A “first hit” industry
As life returns to normal after Covid, insiders brace for an onslaught of insolvencies that were halted during the pandemic, with the ATO and banks now demanding payments on normal terms.
It comes at the same time as cost of living pressures start to bite consumers, with CreditorWatch chief economist Anneke Thompson saying news.com.au insolvencies will “absolutely” increase soon.
“There’s no doubt about it…everyone’s expenses have increased, and for most businesses, their revenues aren’t growing at the same rate, so businesses that were already struggling will have problems as soon as the costs increase as dramatically as they have right now,” she explained.
“We already see in our data that the financial sector is likely to be the first to be affected.
“And we’re already seeing the real estate market react immediately to interest rate increases, so mortgage brokers and anyone involved in home lending (could be at risk)…we’re already noticing the likelihood of default.”

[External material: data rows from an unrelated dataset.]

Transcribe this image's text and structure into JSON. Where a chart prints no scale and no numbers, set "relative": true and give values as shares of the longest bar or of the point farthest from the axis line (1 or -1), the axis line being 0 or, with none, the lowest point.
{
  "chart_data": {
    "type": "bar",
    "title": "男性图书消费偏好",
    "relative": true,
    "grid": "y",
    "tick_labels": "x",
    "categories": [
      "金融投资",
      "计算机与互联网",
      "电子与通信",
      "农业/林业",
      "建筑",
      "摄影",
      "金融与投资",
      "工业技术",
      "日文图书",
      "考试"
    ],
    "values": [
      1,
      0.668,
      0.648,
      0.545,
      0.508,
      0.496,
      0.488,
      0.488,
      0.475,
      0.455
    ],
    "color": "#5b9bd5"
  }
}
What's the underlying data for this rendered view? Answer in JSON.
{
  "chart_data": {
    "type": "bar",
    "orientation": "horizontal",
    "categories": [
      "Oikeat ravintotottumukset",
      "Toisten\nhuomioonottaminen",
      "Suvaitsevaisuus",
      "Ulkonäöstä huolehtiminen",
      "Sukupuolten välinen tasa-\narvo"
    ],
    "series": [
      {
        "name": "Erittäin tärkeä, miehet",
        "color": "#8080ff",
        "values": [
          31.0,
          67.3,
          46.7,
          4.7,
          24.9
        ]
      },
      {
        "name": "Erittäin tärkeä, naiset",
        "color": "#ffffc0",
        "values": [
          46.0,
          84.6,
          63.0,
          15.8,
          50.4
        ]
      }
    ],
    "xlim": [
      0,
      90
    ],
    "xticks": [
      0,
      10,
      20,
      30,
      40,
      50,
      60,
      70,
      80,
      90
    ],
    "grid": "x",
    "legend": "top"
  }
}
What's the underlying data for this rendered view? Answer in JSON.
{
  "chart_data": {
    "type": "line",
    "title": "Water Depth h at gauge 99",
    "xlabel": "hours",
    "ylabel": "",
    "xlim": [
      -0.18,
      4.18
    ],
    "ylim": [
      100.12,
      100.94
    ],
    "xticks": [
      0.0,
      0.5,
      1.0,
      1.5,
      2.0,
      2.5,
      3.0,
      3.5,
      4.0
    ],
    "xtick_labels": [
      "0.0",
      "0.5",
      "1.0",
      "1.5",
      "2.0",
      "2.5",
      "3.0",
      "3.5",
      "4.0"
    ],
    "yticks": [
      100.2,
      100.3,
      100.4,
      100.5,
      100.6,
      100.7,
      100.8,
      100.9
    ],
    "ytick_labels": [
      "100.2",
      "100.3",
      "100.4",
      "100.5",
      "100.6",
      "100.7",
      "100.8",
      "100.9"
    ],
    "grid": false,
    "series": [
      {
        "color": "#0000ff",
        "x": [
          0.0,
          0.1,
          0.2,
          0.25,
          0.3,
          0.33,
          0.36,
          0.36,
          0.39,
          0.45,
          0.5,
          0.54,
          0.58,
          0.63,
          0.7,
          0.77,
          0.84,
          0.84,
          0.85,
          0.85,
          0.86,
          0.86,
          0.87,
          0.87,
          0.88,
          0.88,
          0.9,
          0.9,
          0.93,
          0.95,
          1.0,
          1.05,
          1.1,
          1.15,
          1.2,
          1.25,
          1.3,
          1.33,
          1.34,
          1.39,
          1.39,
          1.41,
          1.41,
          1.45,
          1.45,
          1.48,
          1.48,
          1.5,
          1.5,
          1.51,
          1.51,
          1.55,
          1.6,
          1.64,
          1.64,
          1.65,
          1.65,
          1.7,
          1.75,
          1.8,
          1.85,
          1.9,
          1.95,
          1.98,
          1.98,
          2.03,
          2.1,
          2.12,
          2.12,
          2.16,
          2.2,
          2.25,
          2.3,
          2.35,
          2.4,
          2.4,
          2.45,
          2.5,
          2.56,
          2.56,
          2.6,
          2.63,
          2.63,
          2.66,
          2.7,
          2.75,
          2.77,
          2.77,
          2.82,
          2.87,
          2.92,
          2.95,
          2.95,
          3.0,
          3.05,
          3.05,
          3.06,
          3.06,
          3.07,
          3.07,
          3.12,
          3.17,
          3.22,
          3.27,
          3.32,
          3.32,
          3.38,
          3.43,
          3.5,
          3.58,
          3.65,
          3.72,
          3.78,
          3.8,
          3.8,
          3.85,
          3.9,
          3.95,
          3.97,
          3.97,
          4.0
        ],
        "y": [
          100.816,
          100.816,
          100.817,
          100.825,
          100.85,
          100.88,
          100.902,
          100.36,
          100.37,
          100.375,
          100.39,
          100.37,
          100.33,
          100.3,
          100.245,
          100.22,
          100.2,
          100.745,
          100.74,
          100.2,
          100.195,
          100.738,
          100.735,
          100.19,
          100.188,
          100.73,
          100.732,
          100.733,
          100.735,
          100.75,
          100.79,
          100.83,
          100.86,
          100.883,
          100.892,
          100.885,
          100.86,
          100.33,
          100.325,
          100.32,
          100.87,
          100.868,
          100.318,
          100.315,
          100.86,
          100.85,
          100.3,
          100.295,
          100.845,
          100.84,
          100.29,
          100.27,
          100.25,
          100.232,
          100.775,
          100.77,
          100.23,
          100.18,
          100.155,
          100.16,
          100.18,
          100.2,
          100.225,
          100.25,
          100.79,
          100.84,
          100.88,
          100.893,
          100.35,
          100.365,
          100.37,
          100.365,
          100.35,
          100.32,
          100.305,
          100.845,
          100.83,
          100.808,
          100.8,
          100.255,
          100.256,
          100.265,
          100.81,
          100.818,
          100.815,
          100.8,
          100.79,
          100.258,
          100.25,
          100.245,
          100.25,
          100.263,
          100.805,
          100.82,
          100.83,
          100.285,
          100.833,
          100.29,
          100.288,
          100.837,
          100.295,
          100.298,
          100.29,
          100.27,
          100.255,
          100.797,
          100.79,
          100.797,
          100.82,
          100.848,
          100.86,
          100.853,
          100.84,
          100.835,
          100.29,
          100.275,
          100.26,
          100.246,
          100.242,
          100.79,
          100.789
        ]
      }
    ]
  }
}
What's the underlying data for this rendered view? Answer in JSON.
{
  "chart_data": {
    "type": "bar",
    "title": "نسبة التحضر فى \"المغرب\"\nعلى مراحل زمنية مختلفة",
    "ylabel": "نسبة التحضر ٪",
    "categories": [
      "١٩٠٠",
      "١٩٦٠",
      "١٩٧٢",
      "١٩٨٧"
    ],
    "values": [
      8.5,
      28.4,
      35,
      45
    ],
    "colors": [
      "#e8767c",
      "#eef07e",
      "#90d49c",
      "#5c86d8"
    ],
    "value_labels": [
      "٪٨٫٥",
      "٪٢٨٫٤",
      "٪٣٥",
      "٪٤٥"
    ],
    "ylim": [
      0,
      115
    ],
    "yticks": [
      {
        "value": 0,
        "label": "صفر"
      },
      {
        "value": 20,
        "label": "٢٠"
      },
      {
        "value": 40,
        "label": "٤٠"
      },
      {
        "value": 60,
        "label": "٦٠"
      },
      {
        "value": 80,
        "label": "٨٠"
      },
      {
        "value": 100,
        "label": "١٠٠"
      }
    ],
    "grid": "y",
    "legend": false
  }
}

Ms Thompson said the vulnerability of financial and insurance services and rental and property services reflected housing market risk, while the education and training industry was now the third-fastest sector. more vulnerable due to lack of international student migration, with smaller vocational colleges and training industries facing greater risk of collapse.
Meanwhile, Ms Thompson said retail will “eventually suffer”, particularly retailers exposed to housing industry risks, such as furniture, white goods and electrical retailers.
She said the hit would likely begin towards the end of the year, once the construction backlog has been cleared and demand for new homes has stagnated.